É realmente um achado. A Justiça não anda por uma única e singela razão: os advogados criminais deitam e rolam no vasto facilitário de benefícios que a lei brasileira, escrita justamente por eles e por seus clientes, oferece a criminosos com milhões de reais no bolso ou com poder de mando na máquina do Estado. Ou seja: os acusados impedem que o sistema judiciário funcione, com todo tipo de truque e trapaça legal, e daí dizem que têm de ser declarados como inocentes porque a Justiça “não achou nada” contra eles. Não achou porque os corruptos não deixaram que achasse – e quando a acusação, enfim, consegue de um jeito ou de outro superar anos a fio de bloqueio jurídico e apresentar uma denúncia formal, eles se defendem com o extraordinário argumento de que a história é “velha”.

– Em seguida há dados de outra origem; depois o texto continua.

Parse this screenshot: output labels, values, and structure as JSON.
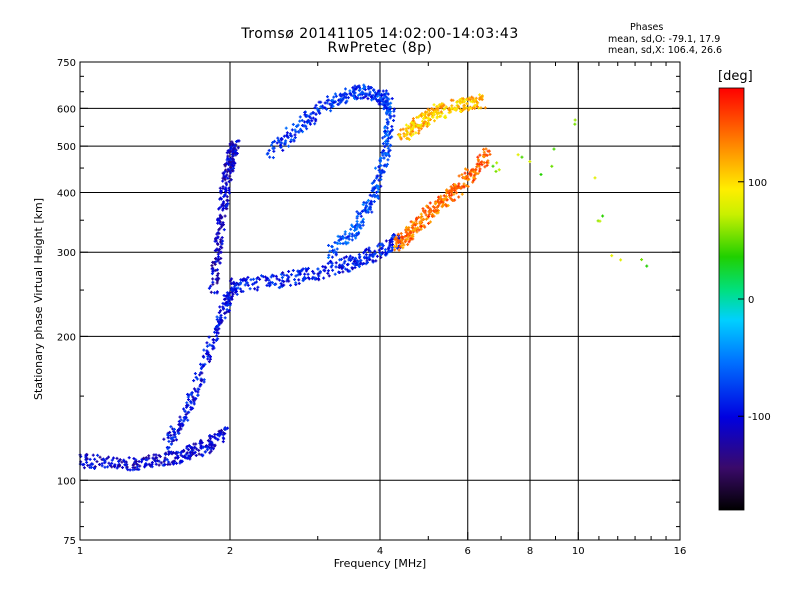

O que o ministro Vital do Rêgo Fº. e tantos outros acusados de ladroagem estão dizendo é o seguinte: os fatos desaparecem por decurso de prazo. Têm período de validade fixo; vencem, como um pote de maionese, depois de ter passado um certo tempo. No seu caso, há uma espetacular quantidade – e variedade – de detalhes em torno da acusação, mas mesmo que haja vídeo, foto, fita gravada e sabe lá Deus o que mais, vão dizer que ele não tem culpa de nada. Todos estarão mais ou menos de acordo: seus colegas de TCU, a maioria dos senadores (que, aliás, o indicaram para o cargo), deputados e, se for preciso um dia, até do Supremo Tribunal Federal. Está sendo criada ali, neste instante, uma nova doutrina do direito universal: quando os ministros querem anular a sentença de condenação de um réu condenado em três (3) instâncias, e por nove (9) magistrados diferentes, e caso ele se chame “Lula”, basta declarar que o primeiro juiz não foi “imparcial” e pronto – a sentença é anulada. Não importa o que o Código de Processo Penal estabelece, com a maior clareza possível, sobre o que é suspeição de um juiz. O que vale é o que dois ou três ministros do Supremo dizem que vale.

Homem de sorte, este dr. Vital do Rêgo F°.